Heeding the body’s need to recover can speed the process, prevent pain and injury, and lead to a better athletic life.
The key remedy is rest. It’s part of the recovery process. it includes an increased need for sleep. Perhaps even more than the 7-9 hours of uninterrupted sleep that is a standard healthy recommendation.
In addition, it can be helpful to pay even closer attention to nutrition during this period as good food can help the body recover. A Phil’s Shake can help get additional nutrients to recovering muscles. Whey protein also may have therapeutic effects.
It’s easier to be aware of the weakness window when pain appears. In this case, it may mean the previous workout was too much for the body’s ability. While this may be one of the sacrifices made during athletic competition, along with the need for reduced post-race training, for example, HIIT or weight-lifting to the point of fatigue that causes pain indicates the workout was beyond your athletic ability. Perhaps the pace was too fast, heart rate too high or distance too far. In some cases, the combination pushes us over the edge.

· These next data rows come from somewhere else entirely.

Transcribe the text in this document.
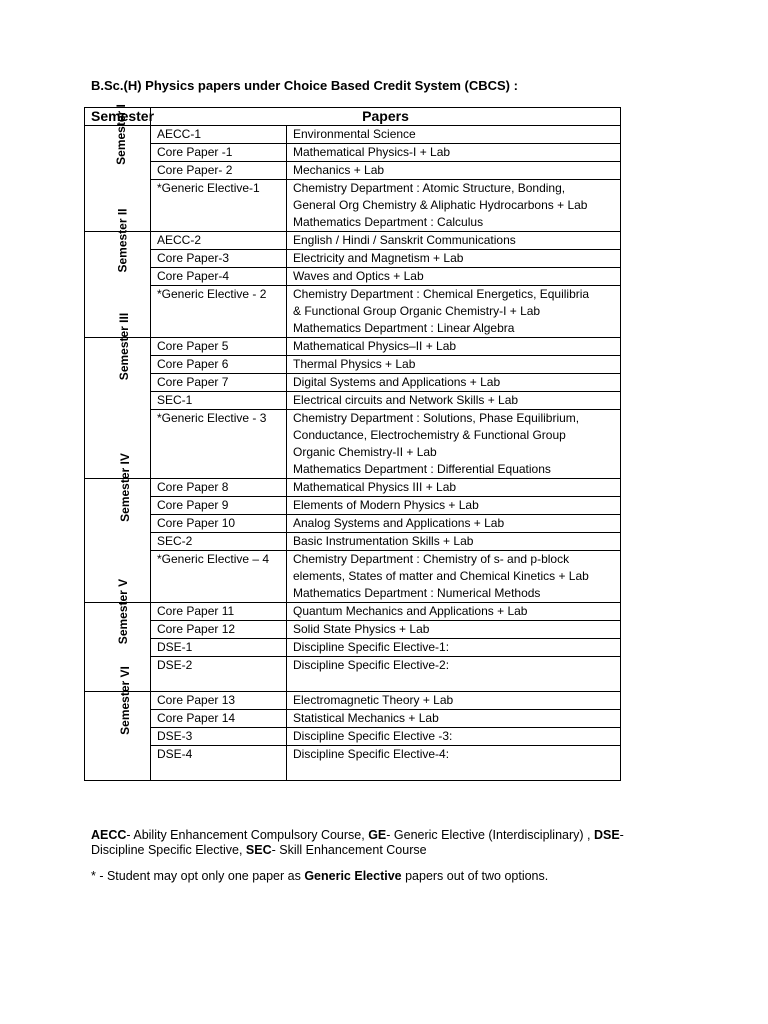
B.Sc.(H) Physics papers under Choice Based Credit System (CBCS) :
Semester	Papers	
Semester I	AECC-1	Environmental Science

	Core Paper -1	Mathematical Physics-I + Lab

	Core Paper- 2	Mechanics + Lab

	*Generic Elective-1	Chemistry Department : Atomic Structure, Bonding,
General Org Chemistry & Aliphatic Hydrocarbons + Lab
Mathematics Department : Calculus

Semester II	AECC-2	English / Hindi / Sanskrit Communications

	Core Paper-3	Electricity and Magnetism + Lab

	Core Paper-4	Waves and Optics + Lab

	*Generic Elective - 2	Chemistry Department : Chemical Energetics, Equilibria
& Functional Group Organic Chemistry-I + Lab
Mathematics Department : Linear Algebra

Semester III	Core Paper 5	Mathematical Physics–II + Lab

	Core Paper 6	Thermal Physics + Lab

	Core Paper 7	Digital Systems and Applications + Lab

	SEC-1	Electrical circuits and Network Skills + Lab

	*Generic Elective - 3	Chemistry Department : Solutions, Phase Equilibrium,
Conductance, Electrochemistry & Functional Group
Organic Chemistry-II + Lab
Mathematics Department : Differential Equations

Semester IV	Core Paper 8	Mathematical Physics III + Lab

	Core Paper 9	Elements of Modern Physics + Lab

	Core Paper 10	Analog Systems and Applications + Lab

	SEC-2	Basic Instrumentation Skills + Lab

	*Generic Elective – 4	Chemistry Department : Chemistry of s- and p-block
elements, States of matter and Chemical Kinetics + Lab
Mathematics Department : Numerical Methods

Semester V	Core Paper 11	Quantum Mechanics and Applications + Lab

	Core Paper 12	Solid State Physics + Lab

	DSE-1	Discipline Specific Elective-1:

	DSE-2	Discipline Specific Elective-2:

Semester VI	Core Paper 13	Electromagnetic Theory + Lab

	Core Paper 14	Statistical Mechanics + Lab

	DSE-3	Discipline Specific Elective -3:

	DSE-4	Discipline Specific Elective-4:

AECC- Ability Enhancement Compulsory Course, GE- Generic Elective (Interdisciplinary) , DSE- Discipline Specific Elective, SEC- Skill Enhancement Course
* - Student may opt only one paper as Generic Elective papers out of two options.
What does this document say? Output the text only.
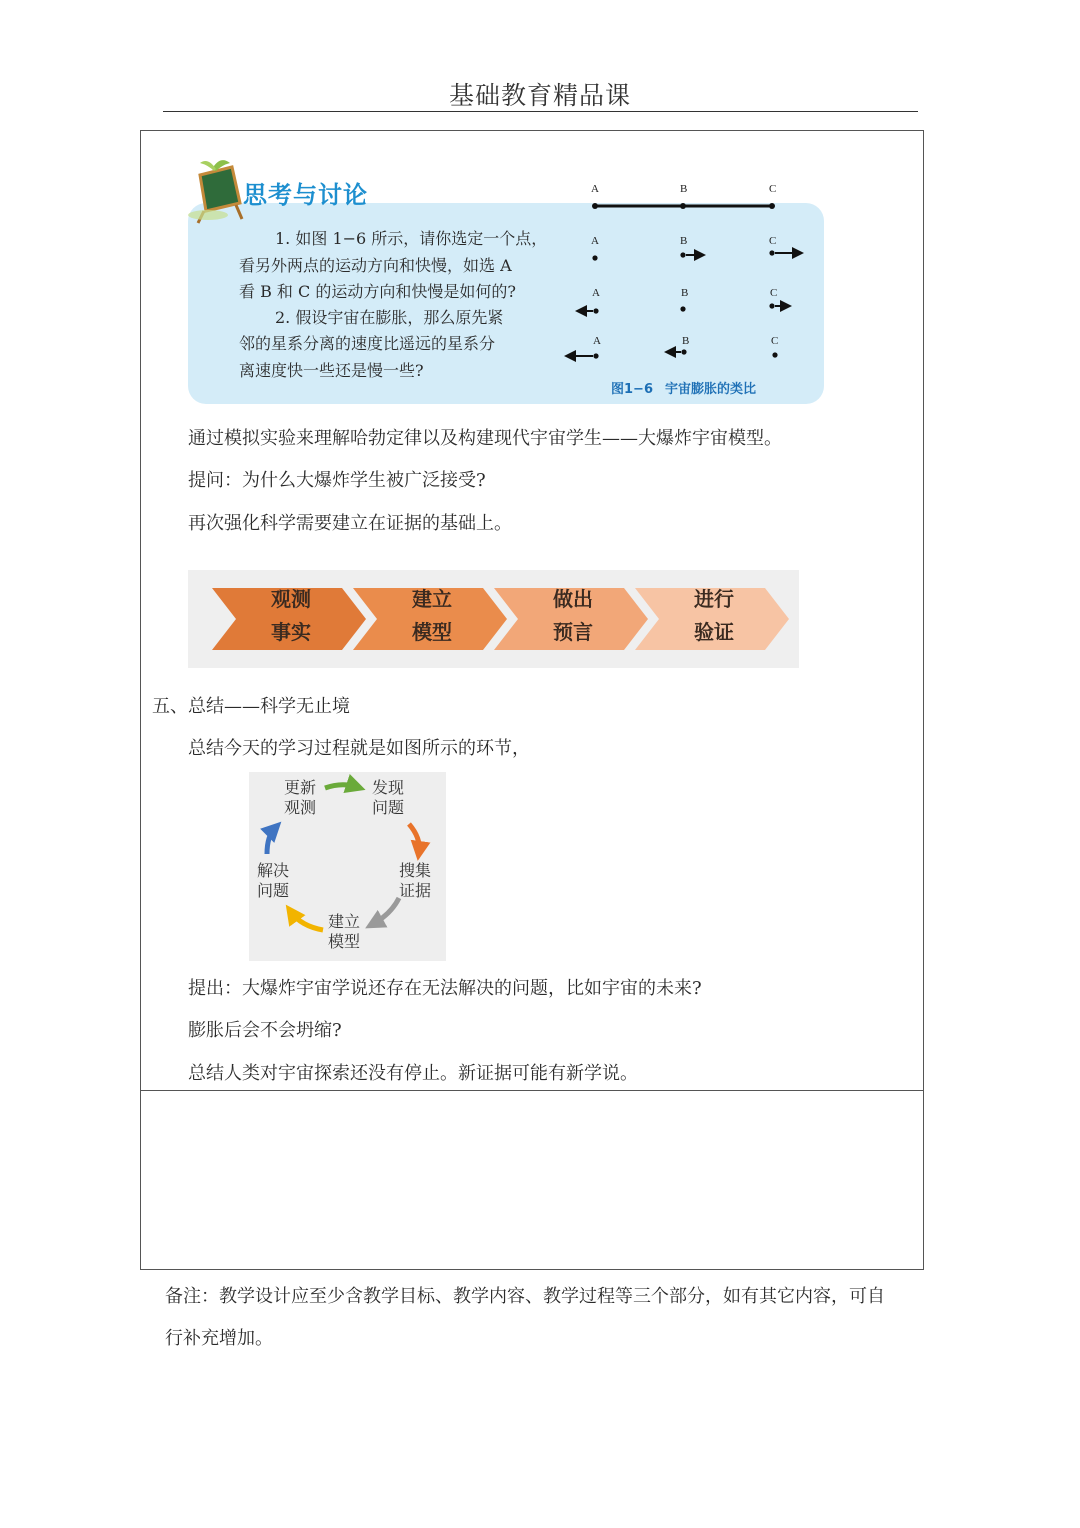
基础教育精品课
思考与讨论
1. 如图 1−6 所示，请你选定一个点，
看另外两点的运动方向和快慢，如选 A
看 B 和 C 的运动方向和快慢是如何的?
2. 假设宇宙在膨胀，那么原先紧
邻的星系分离的速度比遥远的星系分
离速度快一些还是慢一些?
A	B	C
A	B	C
A	B	C
A	B	C
图1−6 宇宙膨胀的类比
通过模拟实验来理解哈勃定律以及构建现代宇宙学生——大爆炸宇宙模型。
提问：为什么大爆炸学生被广泛接受?
再次强化科学需要建立在证据的基础上。
观测
事实
建立
模型
做出
预言
进行
验证
五、总结——科学无止境
总结今天的学习过程就是如图所示的环节，
更新
观测
发现
问题
搜集
证据
建立
模型
解决
问题
提出：大爆炸宇宙学说还存在无法解决的问题，比如宇宙的未来?
膨胀后会不会坍缩?
总结人类对宇宙探索还没有停止。新证据可能有新学说。
备注：教学设计应至少含教学目标、教学内容、教学过程等三个部分，如有其它内容，可自
行补充增加。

During the process of recovery from a single high-stress training session, temporary muscle weakness can become significant beginning with the workout and lasting up to 72 hours. After competition, it can last much longer depending on the event. A marathon or Ironman triathlon will take weeks compared to a 10K. A weakness window may be a necessary part of a training program for those seeking to build bulk muscles, but can reduce the normal support of joints, ligaments and tendons, even bones and other muscles. The result is impaired posture and gait, which further increases the risk of a physical injury during this period.
In addition, the weakness window further can increase stress hormones, potentially leading to impaired endurance, hormone imbalance, depression or anxiety, and other problems.
Unfortunately, excess muscle fatigue leading to weakness is not usually discussed, but rather glorified in our society. Despite its harm, many people respond to fatigue’s discomfort by medicating it, which can have serious side-effects, and even delay recovery, making the weakness window even longer.
Fatigue checklist
While the feeling of excess fatigue, weakness or pain should serve as a warning as discussed here, monitoring other symptoms are important too. Here is a simple checklist to find out if you are ready for exercise. If you answer “yes” to two or more of these, take it easy and reduce or take another training day off:
- You constantly feel muscle fatigue, tenderness or pain.
- You have rest days with no strength training less than twice a week.
- You get less than 7 to 9 hours uninterrupted each night.
- You wake up feeling tired or physically uncomfortable.
- You feel depression, anxiety, moodiness or other excess mental-emotional stress once a week or more.
- You feel little motivation for exercise.
- You do not get regular sun exposure on your skin (without burning).
- You feel ill or uncomfortable after training.
- Your training and racing footwear is uncomfortable and your feet are typically tired after training.
- Your measured power or pace at the same heart rate is declining over time, or has not increased in more than three months.
Muscle fatigue is not necessarily bad. Excess fatigue, and a mentality that fuels it — no pain no gain — is what’s harmful. Healthy fatigue is mild, perhaps moderate when first starting on a new program, and is necessary to create a training effect in the body — stronger muscles and bones.